The honeycomb structure is one of the most well-known bionic -inspired forms, found to possess high strength besides being of low weight (known as high strength to weight ratio). Pappus of Alexandria, a 4th century Greek mathematician said, “By virtue of a certain geometrical forethought … (bees) know that the hexagon is greater than the square and the triangle and will hold more honey for the same expenditure of material in constructing each”. And 3D printing slicers have this inherent hexagonal infill pattern which provides an optimum proportion between strength and volume of the material.

Honeycomb structure
Honeycomb structure

Sometimes we get fascinated by the might of tiny micron-size creatures which are even hardly visible to naked eyes. Recently I wanted to build a small bridge using 3D printing, to be light in weight as well as to carry heavy loads. The best results were found by design inspired from diatoms. Diatoms are a group of algae commonly found in oceans, freshwater and damp surfaces. The silicified cell walls in the form of two shells, called frustule, are known to provide enough strength and protect them against aquatic predators. Arachnoidiscus is one of the species of diatoms, known to be light and highly stable. It has a hierarchical cell structure with a thick outer surface, connected to the central portion through radial ribs having relatively lesser wall thickness.

Diatoms and Arachnoidiscus species
Diatoms and Arachnoidiscus species

This hierarchical cell structure of Arachnoidiscus was used to print the central beam portion of the bridge. The cellular structure provided cavities at the centre that reduced the weight, and reinforcements at the edges increased the strength. Adapting such structures into the bridge made the design look as shown below.

bionic bridge

For the support column of the bridge, design inspired from underwater light weight tree column structures was used.

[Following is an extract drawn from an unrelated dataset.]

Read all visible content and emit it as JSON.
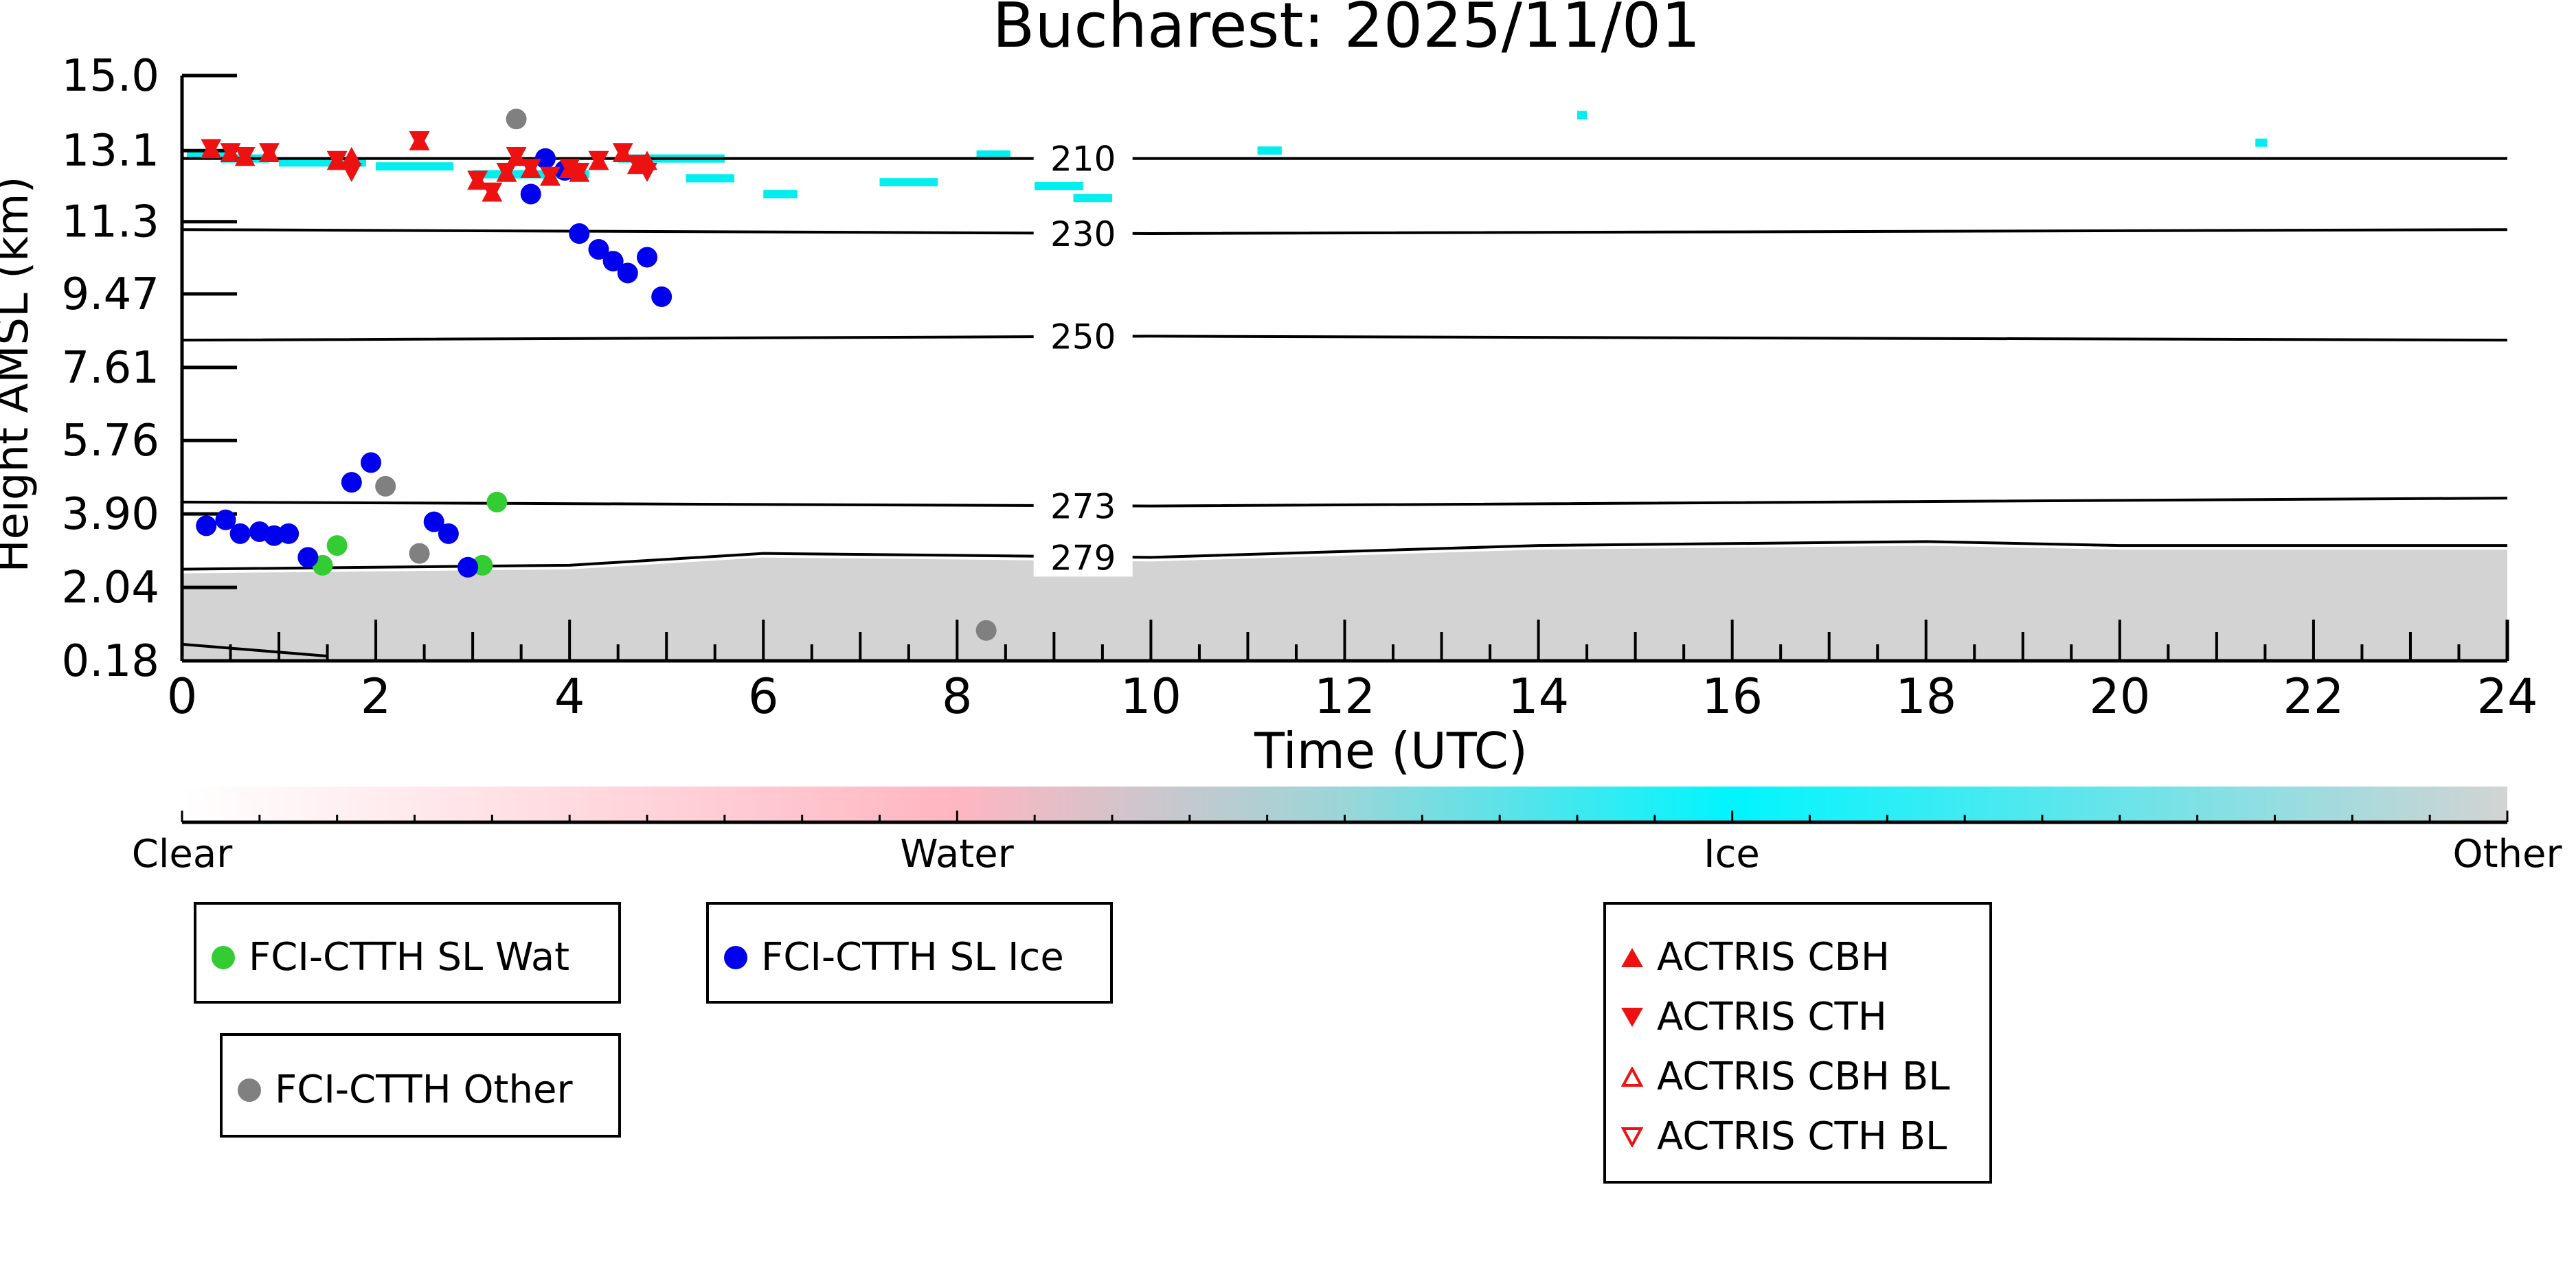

These structures have shapes like voids or bubble foam, into which air masses get entrapped and maintain stability. Utilising these structures made the column look as shown below.


Hence adapting bionics into design and production of 3D printed parts provided low material consumption and good strength, not to mention the additional curvy aesthetics. There are infinite possibilities to extract information from nature and utilise in our designs. Tall trees, tiny grass, beautiful flowers, deep sea fishes, majestic mountains, etc. The list is a never ending one. What makes us human beings special and different compared to other living organisms? (Let’s ignore the so called sixth sense of course). How do we possess so much flexibility, strength, agility, high degrees of freedom, and other such physical characteristics? Is it not possible to tap our own secret into our designs and produce innovative bionic 3D printed environment?